Les périmètres de la MIBA sont bien sécurisés

Par ailleurs, le patron des Mines a rassuré ses interlocuteurs que le ministère des Mines n’a jamais affecté un quelconque périmètre de cette société à l’exploitation artisanale. Et s’il se trouve des gens qui exploitent des périmètres de cette société étatique, ils doivent être déguerpis conformément aux lois de la République. Le ministre invite les élus à focaliser leur attention sur les permis que la MIBA détient encore afin de les valoriser. Il relève un besoin réel d’argent à la MIBA, mais aussi un problème de gestion qu’il faut repenser. Il conseille la MIBA de suivre l’exemple de la GCM qui a créé des filiales qui ne dépendent pas de sa gestion lourde. Mais il sied de retenir que cette situation n’est pas typique à la MIBA. Toutes les entreprises du portefeuille de l’Etat sont concernées. La situation de l’exploitation minière en RDC est pareille aussi bien dans le Kasaï que dans toutes les autres provinces minières. Cette situation est pareille pour le contrat en négociation à la SOKIMO. Aussi, le ministre conseille-t-il aux sociétés de commencer par mieux connaitre leur gisement avant de signer tout contrat.

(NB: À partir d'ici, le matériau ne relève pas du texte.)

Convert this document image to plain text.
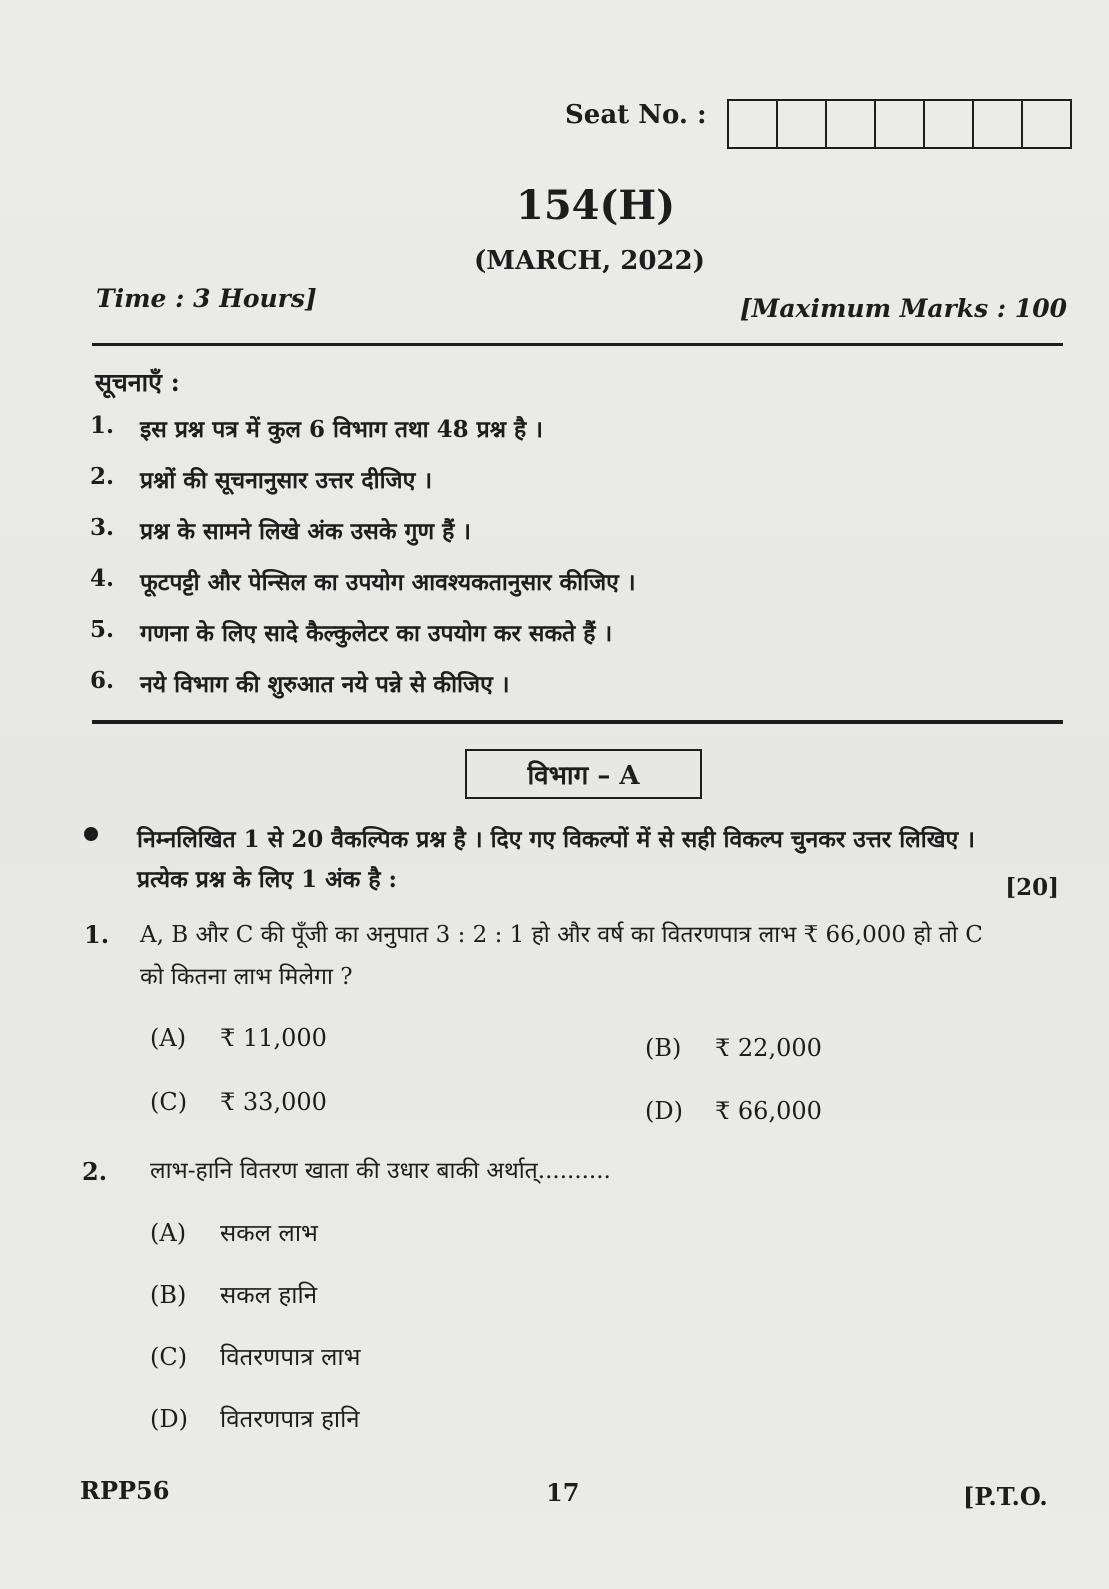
Seat No. :
154(H)
(MARCH, 2022)
Time : 3 Hours]	[Maximum Marks : 100
सूचनाएँ :
1.	इस प्रश्न पत्र में कुल 6 विभाग तथा 48 प्रश्न है ।
2.	प्रश्नों की सूचनानुसार उत्तर दीजिए ।
3.	प्रश्न के सामने लिखे अंक उसके गुण हैं ।
4.	फूटपट्टी और पेन्सिल का उपयोग आवश्यकतानुसार कीजिए ।
5.	गणना के लिए सादे कैल्कुलेटर का उपयोग कर सकते हैं ।
6.	नये विभाग की शुरुआत नये पन्ने से कीजिए ।
विभाग – A
निम्नलिखित 1 से 20 वैकल्पिक प्रश्न है । दिए गए विकल्पों में से सही विकल्प चुनकर उत्तर लिखिए । प्रत्येक प्रश्न के लिए 1 अंक है :	[20]
1. A, B और C की पूँजी का अनुपात 3 : 2 : 1 हो और वर्ष का वितरणपात्र लाभ ₹ 66,000 हो तो C को कितना लाभ मिलेगा ?
(A) ₹ 11,000	(B) ₹ 22,000
(C) ₹ 33,000	(D) ₹ 66,000
2. लाभ-हानि वितरण खाता की उधार बाकी अर्थात्..........
(A) सकल लाभ
(B) सकल हानि
(C) वितरणपात्र लाभ
(D) वितरणपात्र हानि
RPP56	17	[P.T.O.
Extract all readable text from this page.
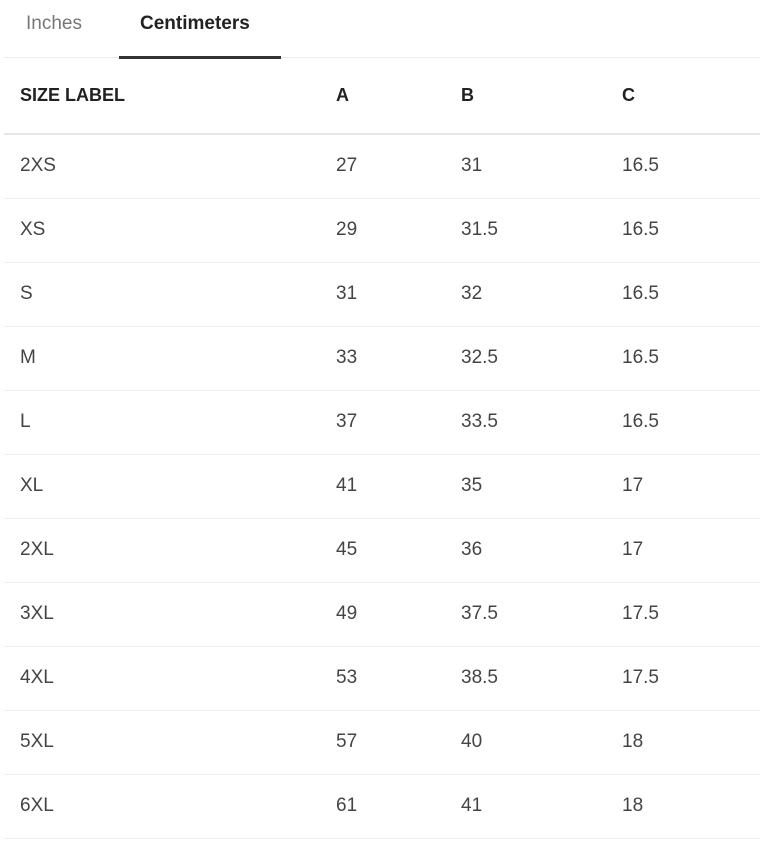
Inches	Centimeters
SIZE LABEL	A	B	C
2XS	27	31	16.5
XS	29	31.5	16.5
S	31	32	16.5
M	33	32.5	16.5
L	37	33.5	16.5
XL	41	35	17
2XL	45	36	17
3XL	49	37.5	17.5
4XL	53	38.5	17.5
5XL	57	40	18
6XL	61	41	18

Valoriser l’exploration minière

En ce qui concerne le Fonds Minier pour les Générations Futures, le projet du ministre des Mines est d’utiliser une partie des dividendes et taxes payées par les entreprises à l’Etat pour financer la recherche et exploration minière avec le Service Géologique National. C’est dit-il, une innovation importante du Code minier révisé. Il a informé les députés qu’en 2019 le ministère a reçu 40 millions USD au titre des 10 % de la redevance minière. Avec cela, a-t-il dit, l’Etat congolais est prêt à financer à hauteur de 20 millions USD, un projet bien monté par une société minière qui demande un financement.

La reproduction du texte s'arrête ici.